We stock or have quick access to Hardwood Plywood panels in all grades, veneer species and core types, ranging in thickness from 1/8” to 1-1/2”. We can also supply you with Moisture Rated, Fire Rated, and No-Added Urea Formaldehyde (NAUF) hardwood plywood. Our products manufacture fine furniture, commercial fixtures, high-end cabinetry, architectural millwork, and more interior surfaces. We can also supply you with Pre-Finished hardwood plywood panels, both imported and domestic variations.
PBC is one of the heaviest and least expensive core option for hardwood plywood, offering a smooth, void-free surface for veneer faces. However, it offers the least structural strength and is subject to the greatest amount of expansion if exposed to moisture. PBC wood particles are bonded with urea formaldehyde or, by special order NAUF PBC.
Medium Density Fiberboard (MDF) Core
MDF is similar to PBC, but the particles are smaller and more uniform, thus offering great stability, and is less likely to warp or expand when subject to a change in temperature or humidity. MDF core is also stronger than PBC and offers more screw holding properties. MDF products are most often manufactured with urea-formaldehyde resins, however we also carry NAUF MDF core products.
VENEER CUTS METHODS
Flat Cut / Plain Slicing
This is the most common method of veneer manufacturing, producing a grain pattern known as cathedral. Because each leaf in the flitch is similar, a consistent and even matching pattern is possible. Flat cut veneer is ideally suited for wall panels and furniture.
The log is turned in a circular motion against a knife, peeling off a continuous thin sheet of wood veneer (like unrolling wrapping paper). It is the most economical method of producing veneer, resulting in the highest yield. The grain is inconsistent and leaves are most difficult to match. This type of veneer is best suited for paint grade or utility surfaces.
Quarter Sawing/ Slicing
is a process in which logs are cut (or veneer is sliced) into quarters and then the boards (or veneer) are sawn (or sliced) at an angle away from the center of the log. This causes the growth rings, or grains, to pass through the boards at a more perfect 90 degree angle.
Rift Cutting/ Rift Sawing
Produced by cutting at a slight angle to the radial to produce a quartered appearance without excessive ray flake. The rift cut method, commonly used for Oak, can only be used on sizable logs. Rift cut veneer can easily be sequenced and matched. This also produces lumber of great stability. However, since this produces a great deal of waste, (in the form of wedge-shaped scraps from between the boards), rift-sawing is much less-commonly used than flat sawing and quarter sawing.
VENEER ASSEMBLY METHODS
Alternating pieces of veneer are flipped over so the two adjoining surfaces mirror each other, giving the appearance of an open book. This is the most common type of matching. Because the “tight” and “loose” faces alternate in adjacent leaves, they reflect light and accept stain differently, which may produce a noticeable color variation in some species or flitches.
Butt or End Matching
Veneer leaves are spliced end to end to create a longer panel or piece of veneer. There are two types of end matching: Architectural end matching – where leaves are first book or slip matched end-to-end and then side-to-side, alternating end and side.

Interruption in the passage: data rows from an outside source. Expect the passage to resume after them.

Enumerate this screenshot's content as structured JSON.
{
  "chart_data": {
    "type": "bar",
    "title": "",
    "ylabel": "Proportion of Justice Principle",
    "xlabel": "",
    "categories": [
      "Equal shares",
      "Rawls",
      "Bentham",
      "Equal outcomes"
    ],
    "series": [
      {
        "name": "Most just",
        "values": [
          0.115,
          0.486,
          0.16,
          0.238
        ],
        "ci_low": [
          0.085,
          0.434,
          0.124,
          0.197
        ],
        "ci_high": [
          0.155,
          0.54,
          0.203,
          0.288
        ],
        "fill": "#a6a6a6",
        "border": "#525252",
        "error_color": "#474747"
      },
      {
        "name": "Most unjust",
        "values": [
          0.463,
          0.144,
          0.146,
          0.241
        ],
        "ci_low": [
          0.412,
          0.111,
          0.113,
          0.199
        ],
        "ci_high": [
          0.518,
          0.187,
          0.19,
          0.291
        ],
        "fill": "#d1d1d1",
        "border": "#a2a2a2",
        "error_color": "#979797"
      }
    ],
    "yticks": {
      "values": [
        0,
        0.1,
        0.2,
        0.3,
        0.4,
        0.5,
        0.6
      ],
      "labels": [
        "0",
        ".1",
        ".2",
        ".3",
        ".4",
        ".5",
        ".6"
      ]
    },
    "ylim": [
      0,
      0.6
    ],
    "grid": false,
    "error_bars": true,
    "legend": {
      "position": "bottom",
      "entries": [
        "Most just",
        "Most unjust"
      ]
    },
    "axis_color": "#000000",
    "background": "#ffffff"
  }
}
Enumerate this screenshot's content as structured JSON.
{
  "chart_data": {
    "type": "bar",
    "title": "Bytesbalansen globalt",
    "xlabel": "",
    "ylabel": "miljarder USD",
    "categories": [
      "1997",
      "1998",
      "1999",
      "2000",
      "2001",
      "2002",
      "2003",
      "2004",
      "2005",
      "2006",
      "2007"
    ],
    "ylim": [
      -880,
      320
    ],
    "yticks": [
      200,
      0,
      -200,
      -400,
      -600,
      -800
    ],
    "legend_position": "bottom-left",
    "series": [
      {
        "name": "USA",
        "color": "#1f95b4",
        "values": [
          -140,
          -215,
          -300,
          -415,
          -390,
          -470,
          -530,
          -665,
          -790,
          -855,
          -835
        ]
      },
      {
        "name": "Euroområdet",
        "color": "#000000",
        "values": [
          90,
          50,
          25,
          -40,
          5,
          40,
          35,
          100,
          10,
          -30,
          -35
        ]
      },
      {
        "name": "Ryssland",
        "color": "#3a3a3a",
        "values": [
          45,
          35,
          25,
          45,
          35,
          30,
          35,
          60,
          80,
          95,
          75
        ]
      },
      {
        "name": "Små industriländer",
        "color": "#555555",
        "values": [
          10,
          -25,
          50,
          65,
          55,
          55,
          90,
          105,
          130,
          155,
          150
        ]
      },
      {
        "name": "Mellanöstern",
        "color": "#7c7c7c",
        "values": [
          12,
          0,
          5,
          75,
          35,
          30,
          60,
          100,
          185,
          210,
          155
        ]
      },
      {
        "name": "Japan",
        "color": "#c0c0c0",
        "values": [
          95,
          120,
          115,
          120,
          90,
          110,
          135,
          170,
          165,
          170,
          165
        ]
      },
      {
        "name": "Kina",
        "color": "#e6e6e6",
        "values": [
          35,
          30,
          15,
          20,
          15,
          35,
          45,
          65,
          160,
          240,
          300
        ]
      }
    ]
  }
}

Each panel face is made with an even number of flitch sheets with a center line appearing at the midpoint of the panel and an equal number of veneer sheets on each side of the center line. The number of leaves on the face is always even, but the widths are not necessarily the same.
Random Matching / Planked
Veneer are placed next to each other to purposefully mismatch grain, color, size, and pattern. This often produces a casual or rustic appearance as it is trying to simulate lumber planking.
The panel face is made from components running through the flitch consecutively. Any portion of a component or leaf in starting the next panel.
A method of arranging veneer faces such that each face is in order relative to its original position the tree and, therefore, contains features of grain and figures similar to adjacent faces.
Means that veneer leaves in a flitch are “slipped.” Successive veneer leaves in a flitch are “slipped” one alongside the other and edge-glued in this manner. The result is a series of grain repeats, but no pairs. The danger with this method derives from the fact that grain patterns are rarely perfectly straight. Sometimes a grain pattern “runs off” the edge of the leaf. A series of leaves with this condition could usually make a panel look like it is leaning. In the book matching the pairs balance each other. However, since all faces have the same light refraction, there will be a uniformity of color, unlike book matching.
With respect to real wood and reconstituted wood veneer; variations in color, figure, and other natural characteristics can occur. Wood is a natural product and will always exhibit individual features and character marks. The overall look of the product can also vary depending on the cut and matching method utilized. Please contact a Formations sales representative if you require a specific ‘look’ or need to match an existing wood or reconstituted wood veneer.
Veneer is matched by color but not by grain pattern.